Kedua adalah ketika bokap sakit—yang mana baru-baru aja. Sebenarnya, beliau punya diabetes sejak aku masih SMP. Jadi selayaknya orang diabetes—dan hipertensi, makanan jadi hal yang perlu amat diperhatikan. Lebaran kemarin, setelah makan makanan lebaran yang banyak lemak itu, besokannya bokap makan mie instan dan bakso dengan takaran sambel dan jeruk nipis yang nggak manusiawi. Jam dua pagi diare, minta dibawa ke UGD. Sampai ke UGD, diarenya hilang tapi ‘biang-biang’ penyakitnya kumat. Kakinya bengkak karena diabetesnya itu, lalu merambat ke saraf—sampai-sampai divonis stroke ringan karena ada penyumbatan di kepala. Waktu itu, aku lagi ada di Solo, rumah Mbah. Dua hari dirawat, disuruh pulang lewat video call berulang-ulang. Nanyain anaknya satu-satu. Langsung ambyaaar. Akhirnya beli tiket di hari pertama new normal. Selama itu perasaan nggak tenang, sekaligus berusaha nggak mau panik.

Seharusnya semua berjalan biasa saja sampai di hari H aku pulang ke Bekasi, saudaraku di Solo yang rumahnya dekat dengan rumah Mbah, meninggal dadakan. Usianya masih muda dan keluhan pertamanya cuma kecetit atau bisa dibilang saraf kejepit mungkin yaaa. Selama lebaran kami masih bertemu, masih mengobrol. Meski dalam kehidupan manapun ini sangat mungkin terjadi, tapi rasanya tetap nggak percaya.

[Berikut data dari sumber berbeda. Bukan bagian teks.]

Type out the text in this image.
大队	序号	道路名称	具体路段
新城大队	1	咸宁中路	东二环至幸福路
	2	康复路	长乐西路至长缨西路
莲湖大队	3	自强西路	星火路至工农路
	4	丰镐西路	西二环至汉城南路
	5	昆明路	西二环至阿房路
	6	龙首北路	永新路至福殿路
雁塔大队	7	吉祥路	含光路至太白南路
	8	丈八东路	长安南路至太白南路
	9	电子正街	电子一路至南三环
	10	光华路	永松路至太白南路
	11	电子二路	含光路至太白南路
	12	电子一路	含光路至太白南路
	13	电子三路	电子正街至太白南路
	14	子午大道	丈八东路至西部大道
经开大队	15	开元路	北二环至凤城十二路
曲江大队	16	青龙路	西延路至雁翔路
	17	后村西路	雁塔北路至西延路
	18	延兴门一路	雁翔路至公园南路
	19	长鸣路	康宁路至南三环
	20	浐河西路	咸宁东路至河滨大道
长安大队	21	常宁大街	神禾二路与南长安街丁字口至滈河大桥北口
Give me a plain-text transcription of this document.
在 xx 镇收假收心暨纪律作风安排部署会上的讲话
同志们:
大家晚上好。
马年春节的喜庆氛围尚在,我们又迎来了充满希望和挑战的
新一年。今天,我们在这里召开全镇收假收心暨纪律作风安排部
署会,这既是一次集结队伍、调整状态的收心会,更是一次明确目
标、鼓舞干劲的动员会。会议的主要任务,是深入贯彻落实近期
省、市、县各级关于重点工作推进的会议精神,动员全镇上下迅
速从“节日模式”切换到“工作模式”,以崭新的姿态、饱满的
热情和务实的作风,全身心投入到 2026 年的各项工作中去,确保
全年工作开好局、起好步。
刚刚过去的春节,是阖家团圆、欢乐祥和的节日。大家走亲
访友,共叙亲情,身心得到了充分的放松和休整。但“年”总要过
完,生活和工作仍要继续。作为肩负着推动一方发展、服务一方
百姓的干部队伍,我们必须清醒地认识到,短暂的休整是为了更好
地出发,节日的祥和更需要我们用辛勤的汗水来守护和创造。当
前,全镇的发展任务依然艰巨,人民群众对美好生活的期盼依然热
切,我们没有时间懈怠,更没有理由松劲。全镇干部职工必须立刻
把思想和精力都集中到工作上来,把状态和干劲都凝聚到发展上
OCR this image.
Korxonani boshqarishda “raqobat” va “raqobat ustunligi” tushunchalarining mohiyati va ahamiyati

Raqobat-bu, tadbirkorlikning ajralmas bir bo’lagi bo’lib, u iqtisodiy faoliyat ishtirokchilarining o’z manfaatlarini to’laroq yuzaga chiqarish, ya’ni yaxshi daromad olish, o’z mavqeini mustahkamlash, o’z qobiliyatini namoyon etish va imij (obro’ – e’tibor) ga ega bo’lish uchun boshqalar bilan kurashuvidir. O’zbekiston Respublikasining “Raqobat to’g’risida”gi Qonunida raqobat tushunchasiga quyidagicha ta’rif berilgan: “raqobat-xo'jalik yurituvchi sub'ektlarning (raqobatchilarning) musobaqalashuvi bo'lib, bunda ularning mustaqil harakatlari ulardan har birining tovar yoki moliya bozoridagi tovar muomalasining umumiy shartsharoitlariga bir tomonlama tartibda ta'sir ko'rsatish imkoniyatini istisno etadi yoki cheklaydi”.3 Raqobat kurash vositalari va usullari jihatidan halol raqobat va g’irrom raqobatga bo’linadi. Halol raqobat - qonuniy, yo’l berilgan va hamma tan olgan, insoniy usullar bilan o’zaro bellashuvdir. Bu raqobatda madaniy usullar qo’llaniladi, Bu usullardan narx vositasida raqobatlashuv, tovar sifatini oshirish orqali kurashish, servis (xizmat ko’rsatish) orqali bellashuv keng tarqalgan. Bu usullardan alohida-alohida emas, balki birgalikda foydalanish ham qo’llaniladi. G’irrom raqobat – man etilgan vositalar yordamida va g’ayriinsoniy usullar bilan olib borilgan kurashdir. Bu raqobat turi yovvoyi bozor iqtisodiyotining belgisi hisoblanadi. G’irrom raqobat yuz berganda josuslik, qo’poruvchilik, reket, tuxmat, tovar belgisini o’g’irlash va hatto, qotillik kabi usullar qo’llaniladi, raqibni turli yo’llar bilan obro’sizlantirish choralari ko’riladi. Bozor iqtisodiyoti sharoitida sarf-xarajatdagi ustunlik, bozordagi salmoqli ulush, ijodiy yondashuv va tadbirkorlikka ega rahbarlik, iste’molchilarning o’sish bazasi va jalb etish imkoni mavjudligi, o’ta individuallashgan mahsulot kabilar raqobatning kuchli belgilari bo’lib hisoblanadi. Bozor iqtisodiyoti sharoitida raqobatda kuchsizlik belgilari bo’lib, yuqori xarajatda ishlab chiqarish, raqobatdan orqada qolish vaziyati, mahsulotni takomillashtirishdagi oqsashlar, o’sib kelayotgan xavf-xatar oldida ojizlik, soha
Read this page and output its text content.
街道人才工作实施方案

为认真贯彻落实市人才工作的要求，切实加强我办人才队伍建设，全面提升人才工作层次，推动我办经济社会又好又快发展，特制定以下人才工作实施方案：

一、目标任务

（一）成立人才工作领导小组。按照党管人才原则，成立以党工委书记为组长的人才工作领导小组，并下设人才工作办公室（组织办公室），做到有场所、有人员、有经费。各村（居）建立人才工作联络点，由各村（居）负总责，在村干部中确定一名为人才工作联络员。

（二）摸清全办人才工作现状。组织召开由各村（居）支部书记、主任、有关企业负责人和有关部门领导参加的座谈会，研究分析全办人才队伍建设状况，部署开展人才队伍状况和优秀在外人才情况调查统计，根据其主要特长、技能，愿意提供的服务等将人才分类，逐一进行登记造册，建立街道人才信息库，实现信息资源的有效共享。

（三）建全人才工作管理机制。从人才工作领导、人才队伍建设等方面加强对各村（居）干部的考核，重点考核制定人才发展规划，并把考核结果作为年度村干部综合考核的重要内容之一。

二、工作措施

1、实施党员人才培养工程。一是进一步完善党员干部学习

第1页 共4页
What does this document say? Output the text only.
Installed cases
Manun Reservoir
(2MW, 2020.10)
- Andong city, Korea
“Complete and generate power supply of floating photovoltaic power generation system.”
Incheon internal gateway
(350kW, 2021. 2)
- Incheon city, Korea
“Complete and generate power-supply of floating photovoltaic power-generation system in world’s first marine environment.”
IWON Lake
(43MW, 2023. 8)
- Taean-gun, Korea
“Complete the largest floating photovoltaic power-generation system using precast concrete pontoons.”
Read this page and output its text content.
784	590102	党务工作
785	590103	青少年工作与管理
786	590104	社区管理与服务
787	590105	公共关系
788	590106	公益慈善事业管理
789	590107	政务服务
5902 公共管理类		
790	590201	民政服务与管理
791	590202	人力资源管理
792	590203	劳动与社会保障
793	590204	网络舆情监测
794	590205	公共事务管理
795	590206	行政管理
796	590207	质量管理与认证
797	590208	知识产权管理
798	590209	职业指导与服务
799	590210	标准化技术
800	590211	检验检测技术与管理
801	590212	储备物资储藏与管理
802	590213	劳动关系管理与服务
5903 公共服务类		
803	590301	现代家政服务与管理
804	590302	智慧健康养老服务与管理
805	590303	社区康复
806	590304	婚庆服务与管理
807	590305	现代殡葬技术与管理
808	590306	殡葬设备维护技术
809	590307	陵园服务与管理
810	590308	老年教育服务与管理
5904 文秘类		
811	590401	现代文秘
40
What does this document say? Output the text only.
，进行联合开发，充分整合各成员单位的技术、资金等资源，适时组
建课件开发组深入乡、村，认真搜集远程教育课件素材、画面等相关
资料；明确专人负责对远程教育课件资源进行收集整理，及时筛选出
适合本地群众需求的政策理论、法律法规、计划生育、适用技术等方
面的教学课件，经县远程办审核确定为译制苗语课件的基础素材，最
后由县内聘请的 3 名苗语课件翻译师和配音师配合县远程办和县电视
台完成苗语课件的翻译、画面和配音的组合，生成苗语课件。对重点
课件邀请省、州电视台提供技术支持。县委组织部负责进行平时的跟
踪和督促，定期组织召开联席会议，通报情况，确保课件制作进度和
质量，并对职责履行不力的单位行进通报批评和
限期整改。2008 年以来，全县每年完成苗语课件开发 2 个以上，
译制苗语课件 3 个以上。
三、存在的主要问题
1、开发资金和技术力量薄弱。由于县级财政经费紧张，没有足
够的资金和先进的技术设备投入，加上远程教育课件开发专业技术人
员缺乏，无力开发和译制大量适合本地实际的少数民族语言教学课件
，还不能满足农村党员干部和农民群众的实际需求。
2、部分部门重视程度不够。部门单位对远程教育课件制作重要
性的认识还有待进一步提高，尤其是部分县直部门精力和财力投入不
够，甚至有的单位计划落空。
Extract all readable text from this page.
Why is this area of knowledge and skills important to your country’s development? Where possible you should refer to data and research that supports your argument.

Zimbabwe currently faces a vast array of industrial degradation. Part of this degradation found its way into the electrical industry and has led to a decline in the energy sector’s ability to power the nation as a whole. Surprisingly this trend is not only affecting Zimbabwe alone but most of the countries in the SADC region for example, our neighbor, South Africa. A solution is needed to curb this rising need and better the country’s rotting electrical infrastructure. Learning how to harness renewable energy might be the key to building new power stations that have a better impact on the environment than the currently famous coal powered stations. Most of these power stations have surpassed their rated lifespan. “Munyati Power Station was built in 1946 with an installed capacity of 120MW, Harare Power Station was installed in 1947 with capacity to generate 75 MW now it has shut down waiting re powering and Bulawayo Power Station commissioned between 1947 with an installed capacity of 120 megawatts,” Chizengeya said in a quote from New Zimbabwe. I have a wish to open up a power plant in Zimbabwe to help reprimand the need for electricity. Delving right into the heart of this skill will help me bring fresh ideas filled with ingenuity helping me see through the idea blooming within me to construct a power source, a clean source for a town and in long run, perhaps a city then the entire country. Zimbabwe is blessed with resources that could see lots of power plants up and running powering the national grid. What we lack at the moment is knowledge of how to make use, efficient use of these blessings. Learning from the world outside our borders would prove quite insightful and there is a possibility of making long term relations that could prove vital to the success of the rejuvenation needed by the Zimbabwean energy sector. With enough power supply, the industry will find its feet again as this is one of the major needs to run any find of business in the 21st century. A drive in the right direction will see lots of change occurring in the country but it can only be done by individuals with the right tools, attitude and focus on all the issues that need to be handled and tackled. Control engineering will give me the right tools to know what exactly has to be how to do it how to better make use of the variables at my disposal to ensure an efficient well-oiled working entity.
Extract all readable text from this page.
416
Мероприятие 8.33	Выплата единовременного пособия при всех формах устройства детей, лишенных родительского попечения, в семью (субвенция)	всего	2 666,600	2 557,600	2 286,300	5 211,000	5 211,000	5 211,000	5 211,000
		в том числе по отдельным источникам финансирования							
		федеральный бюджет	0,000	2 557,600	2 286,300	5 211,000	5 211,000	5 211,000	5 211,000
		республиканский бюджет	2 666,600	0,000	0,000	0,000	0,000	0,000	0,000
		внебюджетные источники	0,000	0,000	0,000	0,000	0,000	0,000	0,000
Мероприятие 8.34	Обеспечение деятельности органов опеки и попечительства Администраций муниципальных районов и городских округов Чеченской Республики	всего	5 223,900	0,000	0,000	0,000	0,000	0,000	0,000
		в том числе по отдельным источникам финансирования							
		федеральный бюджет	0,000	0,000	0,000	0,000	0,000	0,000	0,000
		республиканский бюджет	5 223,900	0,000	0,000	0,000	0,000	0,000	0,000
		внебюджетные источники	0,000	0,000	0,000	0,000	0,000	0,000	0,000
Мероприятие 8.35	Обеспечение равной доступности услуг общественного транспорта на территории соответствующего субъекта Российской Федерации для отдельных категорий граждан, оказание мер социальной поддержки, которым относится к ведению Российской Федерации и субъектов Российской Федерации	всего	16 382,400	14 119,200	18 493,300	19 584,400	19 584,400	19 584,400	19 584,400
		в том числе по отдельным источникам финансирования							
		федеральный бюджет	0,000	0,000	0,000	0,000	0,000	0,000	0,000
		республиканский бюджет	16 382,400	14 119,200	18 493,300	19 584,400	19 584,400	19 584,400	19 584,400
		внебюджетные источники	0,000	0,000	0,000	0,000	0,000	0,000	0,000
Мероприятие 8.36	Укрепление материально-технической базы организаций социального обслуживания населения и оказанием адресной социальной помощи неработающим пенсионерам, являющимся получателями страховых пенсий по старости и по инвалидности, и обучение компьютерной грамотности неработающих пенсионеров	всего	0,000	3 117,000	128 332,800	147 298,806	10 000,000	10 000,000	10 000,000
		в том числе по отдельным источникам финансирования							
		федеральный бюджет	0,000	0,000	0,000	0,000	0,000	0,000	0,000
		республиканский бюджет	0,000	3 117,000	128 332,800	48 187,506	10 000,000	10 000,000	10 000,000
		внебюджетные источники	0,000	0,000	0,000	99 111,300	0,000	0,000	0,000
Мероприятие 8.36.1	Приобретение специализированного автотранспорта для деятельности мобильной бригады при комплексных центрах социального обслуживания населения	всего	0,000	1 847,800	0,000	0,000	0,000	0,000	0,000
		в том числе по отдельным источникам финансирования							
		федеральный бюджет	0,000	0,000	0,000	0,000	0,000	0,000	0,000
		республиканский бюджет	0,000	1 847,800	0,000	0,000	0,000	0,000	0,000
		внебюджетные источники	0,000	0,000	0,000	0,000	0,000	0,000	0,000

Hari itu rasanya linglung. Datang ke rumah duka, sementara bokap sendiri lagi komplikasi. Mau mengundur pulang tapi nggak mungkin. Rasanya juga takut. Segala ancaman yang ada di pikiran sendiri semakin sulit dikendalikan. Sepanjang perjalanan ke Bekasi bawaannya kayak nggak bertenaga, pandangan penuh menerawang, lemes selemes-lemesnya.

Sekarang, baik nyokap ataupun bokap Alhamdulillah sehat dan membaik. Bokap lebih ‘sembuh’ diobati dengan pengobatan alternatif daripada dua kali bolak-balik RS yang ujung-ujungnya diisolasi berminggu-minggu di ruang covid. Sampai sekarang Alhamdulillah udah bisa jalan, bergerak—meski refleksnya belum seperti orang normal, dan solat meskipun duduk. Ini perkembangan bagus dari yang tadinya apa-apa dipapah, didorong kursi roda, dan bicara sepatah-patah.

Semoga nggak ada lagi kejadian yang bikin patah hati kayak begini. Karena meskipun kita sering kali punya love and hate relationship sama mereka selayaknya keluarga pada umumnya,  rasanya tetap ambruk ketika melihat mereka nggak berdaya.

6 comments:

yenita anggraini said...

Aamiin, semoga orangtua kita diberi kesehatan selalu ya, Piah. Nggak ada sakit-sakit lagi.

Fia said...

Aaamiin tangiii... semoga ortu tangi dan sekeluarga sehat selaluuu

Lugina said...

Lagi-lagi aku skip dulu baca ini. Akan kembali nanti ketika sudah siap. Wkwkwk. Buat aku, butuh energi lebih baca dan mulis tentang orang tua itu. 😄

FHEA said...

Sebenernya aku juga iyaaa... Hahaha makanya aku smp skip sehari🤣

Herukasious said...

Nggak tahu mau komen apa..

Awalnya mau komen soal singkatan ManJa yg bikin ngakak, tapi begitu baca sampe akhir, aku jadi mikir, kamu luarbiasa kuat ya bisa menyembunyikan itu tanpa sedikit pun curhat di sosial media. Meskipun perempuan, tapi kamu adalah anak pertama. Kamu sukses besar menjalankan peran itu. Duh mendadak jadi inget kakakku dong. Anjrit aku nerasa emosional kan di postinganmu yg ini. 😂😂😂

FHEA said...

Terus postingan terbaru lo mana? HMMMM?